Dan untuk itu, negara sudah memiliki segala persyaratan yang dibutuhkan, ada aparat
kepolisian dengan perangkatnya termasuk untuk penindakan sampai intelijennya. Kalau
polisi tidak sanggup, bisa menggunakan aparat lainya seperti militer.

Kalau perlu Nahdlatul Ulama (NU) siap membantu dan amankan segenap warga. Jangan
sampai ada kezaliman di antara warga dan sesama warga. Pertumpahan darah itu mutlak
harus dihidarkan. Satu nyawa hilang itu sudah terlalu banyak. Kalau nyawa sampai
hilang bukan karena nyawa, tapi itu sama saja menghilangkan seluruh umat manusia,
ini adalah sesuai Alquran.

Jadi membiarkan seorang warga negara terbunuh tanpa alasan pembunuhan, maka
sebenarnya sama saja membiarkan seluruh warga negara ini terbunuh. Bahkan di dalam
Alquran bukan hanya seluruh warga negara, tapi seluruh umat manusia, bila ada nyawa
seorang dibiarkan melayang tanpa alasan yang setimpal.
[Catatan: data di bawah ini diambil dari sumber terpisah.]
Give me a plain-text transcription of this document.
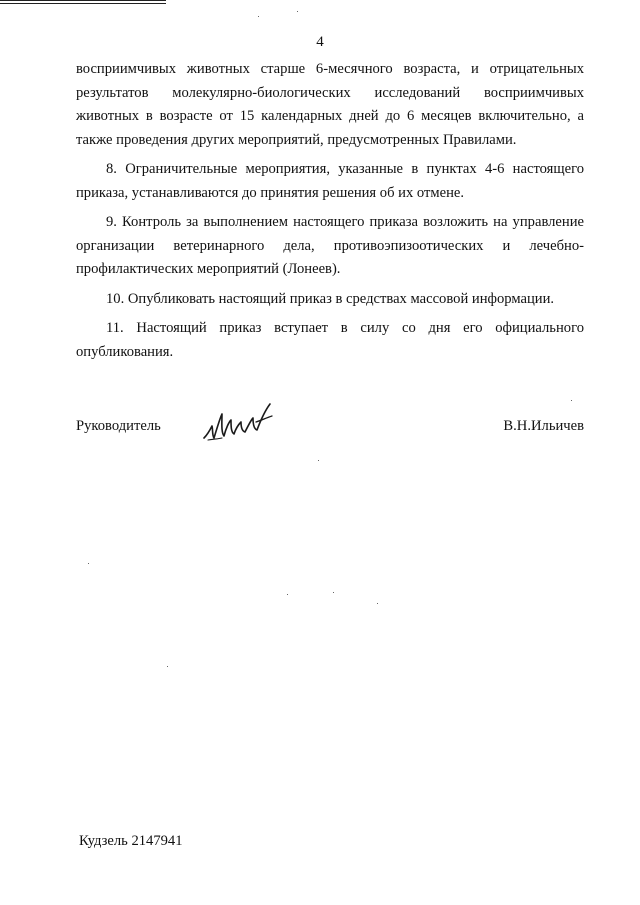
4

восприимчивых животных старше 6-месячного возраста, и отрицательных результатов молекулярно-биологических исследований восприимчивых животных в возрасте от 15 календарных дней до 6 месяцев включительно, а также проведения других мероприятий, предусмотренных Правилами.

8. Ограничительные мероприятия, указанные в пунктах 4-6 настоящего приказа, устанавливаются до принятия решения об их отмене.

9. Контроль за выполнением настоящего приказа возложить на управление организации ветеринарного дела, противоэпизоотических и лечебно-профилактических мероприятий (Лонеев).

10. Опубликовать настоящий приказ в средствах массовой информации.

11. Настоящий приказ вступает в силу со дня его официального опубликования.

Руководитель	В.Н.Ильичев
Кудзель 2147941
Berkaitan dengan soal keimanan, negara kita kan bukan negara agama, bukan negara
agama tertentu. Tetapi negara yang melindungi keyakinan segenap warganya, maka
negara tidak boleh mendiskriminasi perlindungan kepada warga negara atas pertimbangan keyakinan tertentu, itu tidak boleh. Dan, NU berada di belakang misi
negara itu.

Apakah konflik terjadi karena perbedaan keyakinan di antara warga itu sendiri?

Itu yang sebenarnya tidak boleh. Perbedaan keyakinan memang tidak mungkin dihindari,
karena agama memang teksnya terlalu mendalam dan luas. Oleh karena itu tafsir
terhadap teks agama itu suatu keniscayaan. Tidak ada suatu ajaran agama yang hanya
ada satu tafsir dan semua tafsir sebenarnya itu dilindungi. Bahwa ada yang mengaku
dirinya benar dan yang lain itu salah, itu biasa. Tetapi kalau semua mengaku benar dan semua mengaku yang lain salah, maka sesungguhnya tidak ada yang mutlak benar.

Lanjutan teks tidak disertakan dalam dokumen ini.